Caroline, this is fascinating but I remain a bit puzzled. Leaving aside all the complexities of the types of foodstuffs and how our body processes them, surely there is a simple equation at work in all of us:

Calories in - Energy metabolised = Net energy retained => Net weight gained

Considering purely weight loss/gain (and not other health issues) this is achieved by altering our calorie intake and/or our metabolic rate. The rest is just about how to do it, isn't it?

Sorry if I am being thick, I would really like to understand!
Hi Dominic

I think the issue is not with the basic equation, which is of course correct, but that for most people who have lost weight the biological drive to go into positive energy balance is hard to overcome because our appetites are increased while the energy metabolised is lowered. Facing a lifetime of dietary restriction, most people fall off the wagon either intentionally (because the diet is too restrictive) or accidentally (because they did not realize that their energy use is lower than it should be for their height and weight). What happens as a result is that they not only regain the weight lost but a bit more because of the upward drift of the set point.

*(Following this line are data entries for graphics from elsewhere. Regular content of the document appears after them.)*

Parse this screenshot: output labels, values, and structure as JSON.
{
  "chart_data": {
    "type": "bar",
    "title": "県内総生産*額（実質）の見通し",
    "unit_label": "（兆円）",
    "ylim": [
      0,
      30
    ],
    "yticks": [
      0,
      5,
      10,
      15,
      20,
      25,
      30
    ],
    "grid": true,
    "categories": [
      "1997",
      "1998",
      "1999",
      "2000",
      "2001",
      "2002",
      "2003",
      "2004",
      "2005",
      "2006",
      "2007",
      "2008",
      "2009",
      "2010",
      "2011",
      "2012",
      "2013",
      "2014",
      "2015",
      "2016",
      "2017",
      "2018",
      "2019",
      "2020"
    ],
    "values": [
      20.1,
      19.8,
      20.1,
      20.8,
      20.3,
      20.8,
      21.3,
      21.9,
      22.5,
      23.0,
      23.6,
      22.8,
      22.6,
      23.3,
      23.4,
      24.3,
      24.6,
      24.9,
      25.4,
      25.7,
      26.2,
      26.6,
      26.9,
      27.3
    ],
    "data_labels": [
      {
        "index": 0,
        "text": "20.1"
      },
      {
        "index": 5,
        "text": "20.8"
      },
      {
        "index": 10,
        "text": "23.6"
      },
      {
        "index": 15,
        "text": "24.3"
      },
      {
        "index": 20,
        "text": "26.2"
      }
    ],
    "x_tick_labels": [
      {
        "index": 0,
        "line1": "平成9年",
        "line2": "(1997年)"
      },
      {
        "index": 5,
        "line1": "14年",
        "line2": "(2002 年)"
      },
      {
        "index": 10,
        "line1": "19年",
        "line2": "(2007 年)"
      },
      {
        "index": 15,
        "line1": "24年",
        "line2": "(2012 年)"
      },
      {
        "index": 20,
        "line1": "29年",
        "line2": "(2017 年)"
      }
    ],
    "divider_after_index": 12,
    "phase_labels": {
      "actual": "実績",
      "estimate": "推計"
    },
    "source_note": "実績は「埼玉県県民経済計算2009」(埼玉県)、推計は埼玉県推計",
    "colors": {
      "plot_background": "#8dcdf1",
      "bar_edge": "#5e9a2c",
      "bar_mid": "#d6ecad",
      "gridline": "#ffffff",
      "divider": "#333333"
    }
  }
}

Looking at the population of dieters it is not the weight loss that is the issue, it is maintaining the healthy weight afterwards for most people.

The fact that the 5:2 lifestyle is sustainable indefinitely and the potential for it to have a different effect metabolically than traditional methods of calorie restriction gives us hope that it really will turn out to be the 'one'!
Hi Caroline, thanks for the clarification. I agree (as I find I always do, once I understand it!) with everything you say...
So... in a nutshell once we get off the 5:2 diet we will put on weight?
Well that's the case with all other weight loss diets. We have to assume that unless you maintain the reduced calorie intake either by fasting or some other means then yes, even with the fast diet, I'm afraid so! Happily, maintenance by fasting is easy because it is so flexible, so it should not be a problem.

As more people embark on the maintenance phase we will know more as time goes on.
As per my knowledge, dieting doesn't really make you put on, but in fasting it may. If you haven't eaten in along time, your body tends to go into starvation mode, and the next meal you eat you eat is converted to fat and stored. How does the 5:2 diet overcome this?
One day without/with minimal food is not enough to trigger the 'starvation mode'. The normal eating on the feed day prevents this metabolic slow down. After fasting the carbohydrates in the next meal you eat is mainly used to restore glycogen stores while the fat content is used to supply energy.

The main issue with weight gain after dieting is stopping the programme and thus increasing calorie intake. The articles I cited explain in detail how the body responds to weight loss.
Thanks Caroline- that is really fascinating, and kind of heartening as you say. I hate all that 'fault' and 'blame' that seems to attach itself to us and food. Whilst not quite understanding all the science and terms it does seem to me that the 5:2 combats some of the issues you refer to- because the body is NOT starved of carbs and fat permanently and therefore a new balance has already been established in a way. Exercise too being a key change for many.
It will be so interesting to see how things develop as more and more reach their goal weight.